Segundo o diretor de comunicação do Sindicato dos Policiais Federais do Distrito Federal,
Anderson de Souza, o “algemaço“ realizado hoje é um “aviso “ao governo.

- É um aviso ao governo que nós não pretenderemos entrar em greve. Mas, se preciso for,
os agentes estão prontos. Não queremos brincar de ser grevista, queremos o melhor para a sociedade – disse Souza.

Segundo ele, há quatro anos a categoria negocia com o governo.
Ele comparou o salário inicial bruto de R$ 7,5 mil de um policial de início de carreira,
como o salário inicial bruto, segundo ele, de R$ 12 mil de agências reguladoras e do Legislativo.

- Por R$ 7,5 mil o policial coloca sua vida em risco. Nós não gostaríamos de estar nesta situação.
São quatro anos de negociação e não obtivemos resposta. Queremos um diálogo maduro.
Hoje o Brasil está no momento de discutir sobre segurança, não apenas pela realização da Copa do Mundo,
mas por tudo que acontece no país.

Souza criticou a informação de que os delegados da PF farão o trabalho dos agentes em caso de greve.

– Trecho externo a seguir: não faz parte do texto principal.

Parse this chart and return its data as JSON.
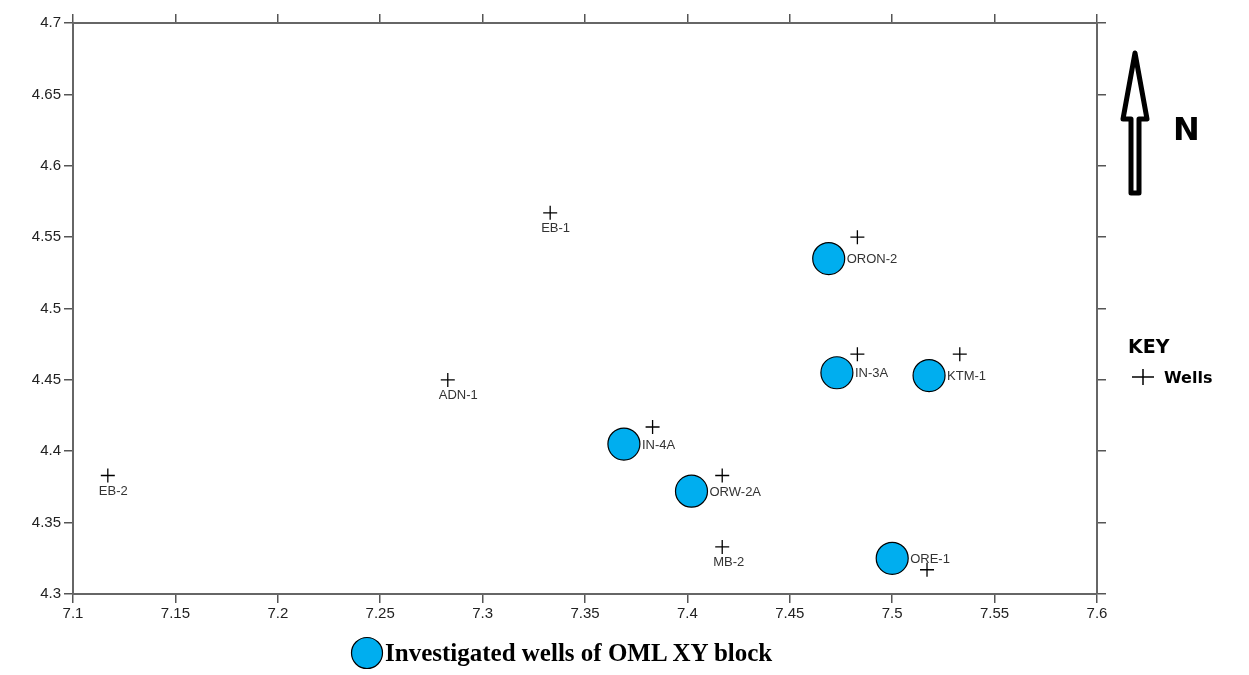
{
  "chart_data": {
    "type": "scatter",
    "xlim": [
      7.1,
      7.6
    ],
    "xticks": [
      7.1,
      7.15,
      7.2,
      7.25,
      7.3,
      7.35,
      7.4,
      7.45,
      7.5,
      7.55,
      7.6
    ],
    "ylim": [
      4.3,
      4.7
    ],
    "yticks": [
      4.3,
      4.35,
      4.4,
      4.45,
      4.5,
      4.55,
      4.6,
      4.65,
      4.7
    ],
    "legend": "right",
    "legend_title": "KEY",
    "annotations": [
      "N"
    ],
    "series": [
      {
        "name": "Wells",
        "marker": "cross",
        "color": "#000000",
        "x": [
          7.333,
          7.483,
          7.283,
          7.483,
          7.533,
          7.383,
          7.117,
          7.417,
          7.417,
          7.517
        ],
        "values": [
          4.567,
          4.55,
          4.45,
          4.468,
          4.468,
          4.417,
          4.383,
          4.383,
          4.333,
          4.317
        ],
        "value_labels": [
          "EB-1",
          null,
          "ADN-1",
          null,
          null,
          null,
          "EB-2",
          null,
          "MB-2",
          null
        ]
      },
      {
        "name": "Investigated wells of OML XY block",
        "marker": "circle",
        "color": "#00aeef",
        "x": [
          7.469,
          7.473,
          7.518,
          7.369,
          7.402,
          7.5
        ],
        "values": [
          4.535,
          4.455,
          4.453,
          4.405,
          4.372,
          4.325
        ],
        "value_labels": [
          "ORON-2",
          "IN-3A",
          "KTM-1",
          "IN-4A",
          "ORW-2A",
          "ORE-1"
        ]
      }
    ]
  }
}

- O delegado não é preparado para fazer o trabalho do agente. Ele não tem o treinamento – afirmou.

O sindicato reclama que os policiais federais não têm uma lei orgânica que reconheça as atribuições deles.
Eles criticam também os problemas com o planejamento de grandes eventos, como o da Copa do Mundo.

Procurada, a assessoria do Ministério da Justiça informou que questões salariais são de responsabilidade
do Ministério do Planejamento.

Já a assessoria da Polícia Federal informou que não se pronunciaria.